The tensions in the Gulf following the drone attacks on oil installations in Saudi Arabia have put pressure on prices.
Here, PA looks at how this could affect the price of petrol at the pump.
How much has the price of oil risen?
Initially, prices for a barrel of Brent Crude – the international benchmark – jumped 20% on Monday morning to 71.95 dollars, but settled by the end of the day at 69.02 dollars.
By Tuesday lunchtime, it had fallen further, to 67.93 dollars. The price has still not gone above the 75 dollars year highs from April.
Does that mean petrol will cost me more?
At this point, it remains too hard to say, and will depend on several factors. Adrian Del Maestro, energy expert and head of global thought leadership at PwC, explained: “It’s unlikely you’ll see an immediate impact.
“Petrol station owners buy their fuel several weeks in advance. However, if the disruption persists and the geopolitical tensions escalate, prices will go higher and that will have an impact on prices at the pump.”
How much could fuel prices rise?
The cost on the wholesale markets could rise by around 3p a litre, but the RAC reckons any prices being passed onto customers could be limited.
Fuel spokesman Simon Williams said: “Retailers only just began to pass on overdue wholesale price savings at the end of last week. At that point the 128p forecourt price of petrol was 7p too high which means retailers should have a cushion to absorb the spike.
“If the barrel price remains high for a sustained period however, it could easily lead to several pence a litre being added to the average price of both fuels.”
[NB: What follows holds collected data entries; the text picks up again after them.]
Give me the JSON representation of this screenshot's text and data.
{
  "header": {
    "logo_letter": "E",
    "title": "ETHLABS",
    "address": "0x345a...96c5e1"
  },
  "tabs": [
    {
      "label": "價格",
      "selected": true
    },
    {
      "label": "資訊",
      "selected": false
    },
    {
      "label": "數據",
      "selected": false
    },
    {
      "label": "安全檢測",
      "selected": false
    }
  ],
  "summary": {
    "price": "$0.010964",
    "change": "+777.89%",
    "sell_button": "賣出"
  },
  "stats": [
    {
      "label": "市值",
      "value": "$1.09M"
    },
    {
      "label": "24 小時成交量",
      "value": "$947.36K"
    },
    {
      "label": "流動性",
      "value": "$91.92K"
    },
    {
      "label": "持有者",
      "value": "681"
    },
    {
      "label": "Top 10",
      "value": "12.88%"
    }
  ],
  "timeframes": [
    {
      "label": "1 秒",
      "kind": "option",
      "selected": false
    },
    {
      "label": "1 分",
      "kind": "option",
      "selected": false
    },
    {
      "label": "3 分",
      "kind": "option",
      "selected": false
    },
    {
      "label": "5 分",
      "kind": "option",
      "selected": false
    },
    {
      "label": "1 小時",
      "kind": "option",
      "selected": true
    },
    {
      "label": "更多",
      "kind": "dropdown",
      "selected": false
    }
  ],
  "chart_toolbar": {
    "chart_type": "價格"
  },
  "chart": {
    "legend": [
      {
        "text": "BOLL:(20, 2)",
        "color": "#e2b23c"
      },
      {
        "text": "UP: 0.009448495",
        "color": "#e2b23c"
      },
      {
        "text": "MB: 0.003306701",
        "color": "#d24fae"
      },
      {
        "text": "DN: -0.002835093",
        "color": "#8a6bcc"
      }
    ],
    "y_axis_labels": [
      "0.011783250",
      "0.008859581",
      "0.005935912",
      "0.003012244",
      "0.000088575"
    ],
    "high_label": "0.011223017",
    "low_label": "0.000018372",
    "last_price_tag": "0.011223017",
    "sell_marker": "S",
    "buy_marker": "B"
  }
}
What will determine whether prices rise?
Keep an eye on Donald Trump’s Twitter feed. Since the drone attacks were first reported, the US President has already promised to tap into the country’s reserves to shore up markets.
The Saudis made similar promises, which should ensure there is enough oil to go around. Mr Del Maestro at PwC added: “On the bigger macro side, you’ve got a market that’s pretty well supplied.
“The US has gone from a country that was in oil production decline, but in the 2000s it saw oil production rise dramatically on the back of the shale revolution.”
So, everything will go back to normal?
Not yet. The market will need to see whether the Saudi authorities can get the oil pumping again and the Abqaiq and Khurais facilities back online.
The Kingdom originally said it would take days to re-establish production at the sites which refine around five million barrels a day. But reports are now suggesting it will take weeks, or even months.
Is Saudi Arabia a spent force in the oil markets?
It is certainly true the country no longer has the clout it once had – partly due to the world relying less on hydrocarbons, such as oil and gas, and also due to the US becoming self-sufficient in the past decade, with the rise of shale gas.
Mr Del Maestro explained: “In the past, geopolitical events had a premium effect on the oil price of say some 10-15 dollars especially when there was strong demand and weak supply.
“But there’s a broader energy transition taking place with the growth of electric vehicles that is eroding demand for transport fuels like gasoline and diesel.”
And what about Iran?
This could be the sticking point. If tensions between Iran and the US rise – the latter has blamed the former for the attack over the weekend – then prices could remain higher.
However, David Cheetham, chief market analyst at XTB said any all-out war would be unpalatable to Trump supporters.
He said: “Targeting the Middle East region would cause more upside in energy markets and risk upsetting a large part of a nation that is traditionally strongly averse to higher prices.”